Everybody knows : In the long run, stocks always go up. If you screw up a short term gamble, like buying some troubled financials, reposition your investments as a long term investment. You can afford to ignore further losses, as in the long run it will rebound. Maybe not this year, maybe not even next year but definitely someday your shares will make the u-turn towards green territory.

The positive assumption is especially interesting in Japan. The land of the rising sun is since two decades also known as the land of the sinking stocks and low interest rates. With all the current rate cuts both US and Europe are catching up with them by the way. After a peak in 1989 the Nikkei index has been dropping steadily with a few fake rebounds, spurring optimistic experts to overweight Japan (“this time is different, Japan’s new dawn“).

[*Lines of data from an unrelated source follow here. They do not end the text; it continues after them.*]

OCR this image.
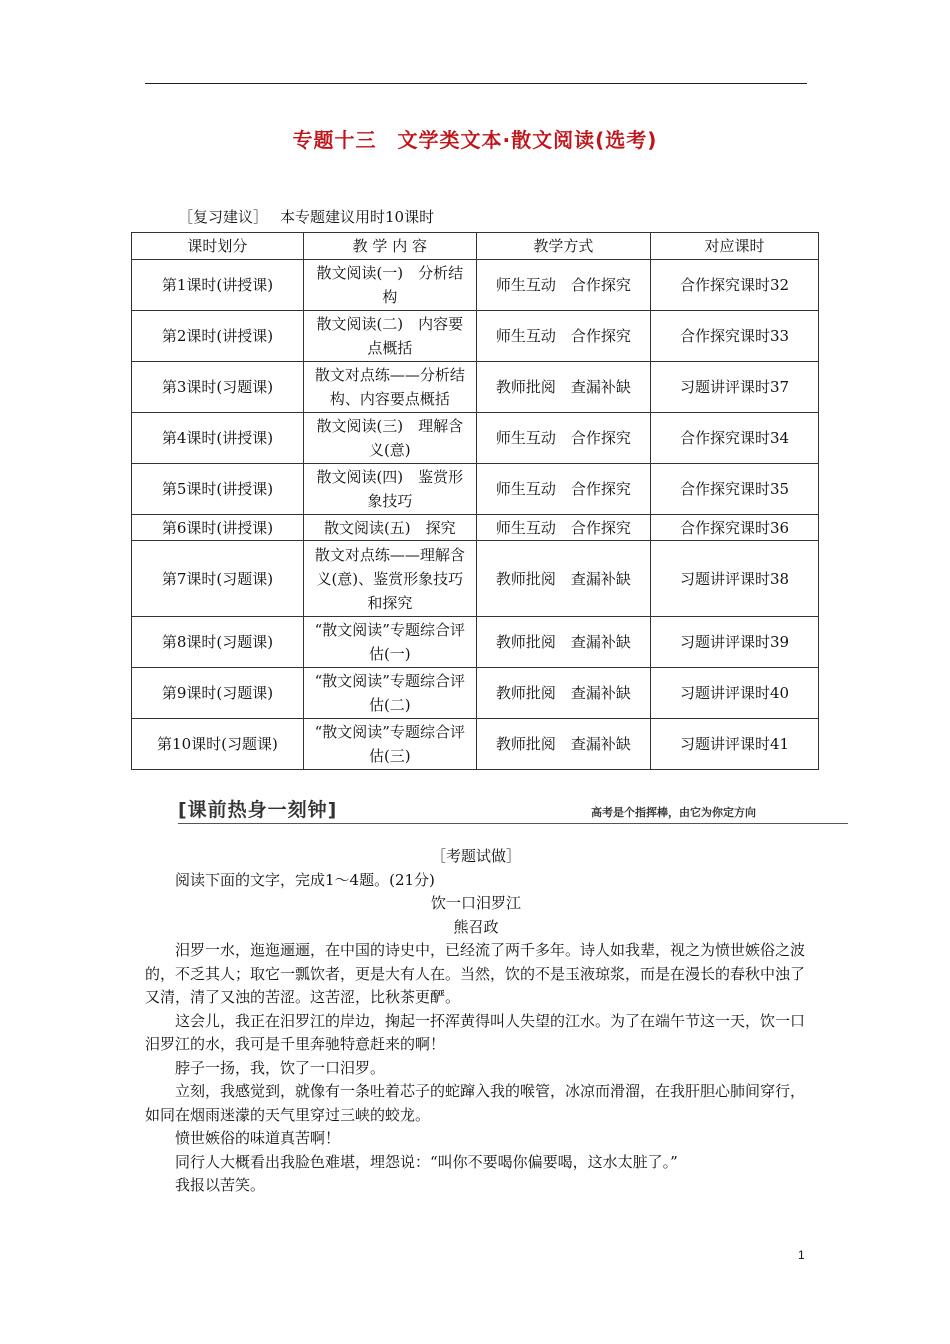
专题十三　文学类文本·散文阅读(选考)
［复习建议］ 本专题建议用时10课时
课时划分	教 学 内 容	教学方式	对应课时
第1课时(讲授课)	散文阅读(一)　分析结构	师生互动　合作探究	合作探究课时32
第2课时(讲授课)	散文阅读(二)　内容要点概括	师生互动　合作探究	合作探究课时33
第3课时(习题课)	散文对点练——分析结构、内容要点概括	教师批阅　查漏补缺	习题讲评课时37
第4课时(讲授课)	散文阅读(三)　理解含义(意)	师生互动　合作探究	合作探究课时34
第5课时(讲授课)	散文阅读(四)　鉴赏形象技巧	师生互动　合作探究	合作探究课时35
第6课时(讲授课)	散文阅读(五)　探究	师生互动　合作探究	合作探究课时36
第7课时(习题课)	散文对点练——理解含义(意)、鉴赏形象技巧和探究	教师批阅　查漏补缺	习题讲评课时38
第8课时(习题课)	“散文阅读”专题综合评估(一)	教师批阅　查漏补缺	习题讲评课时39
第9课时(习题课)	“散文阅读”专题综合评估(二)	教师批阅　查漏补缺	习题讲评课时40
第10课时(习题课)	“散文阅读”专题综合评估(三)	教师批阅　查漏补缺	习题讲评课时41
[课前热身一刻钟]	高考是个指挥棒，由它为你定方向

［考题试做］

阅读下面的文字，完成1～4题。(21分)

饮一口汨罗江

熊召政

汨罗一水，迤迤逦逦，在中国的诗史中，已经流了两千多年。诗人如我辈，视之为愤世嫉俗之波的，不乏其人；取它一瓢饮者，更是大有人在。当然，饮的不是玉液琼浆，而是在漫长的春秋中浊了又清，清了又浊的苦涩。这苦涩，比秋茶更酽。

这会儿，我正在汨罗江的岸边，掬起一抔浑黄得叫人失望的江水。为了在端午节这一天，饮一口汨罗江的水，我可是千里奔驰特意赶来的啊！

脖子一扬，我，饮了一口汨罗。

立刻，我感觉到，就像有一条吐着芯子的蛇蹿入我的喉管，冰凉而滑溜，在我肝胆心肺间穿行，如同在烟雨迷濛的天气里穿过三峡的蛟龙。

愤世嫉俗的味道真苦啊！

同行人大概看出我脸色难堪，埋怨说：“叫你不要喝你偏要喝，这水太脏了。”

我报以苦笑。

1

The year 1989 ended at record of 38915 points, a low in October 2008 traded around 7600 points corresponding with the level of 1982. Nice statistics, interesting numbers and nothing new here, but what does it mean? It means that a retiring Japanse derivative trader at the age of 34 could have invested his savings in the stock market back in 1982. In 2009 he is still waiting for his profits to arrive. He is 61 years old. Maybe the Nikkei will go up in the next years, and his stubborn optimistic investing style will be rewarded with profits after all. That could be the reason the life expectancy in Japan is among the highest in the world (over 81 years) – the whole nation is waiting for the stock market gains.

This proves the famous Keynes quote “In the long run, we’re all dead“. Seriously, I wouldn’t want to be the Japanse trader waiting for 26 years for profits. Scary.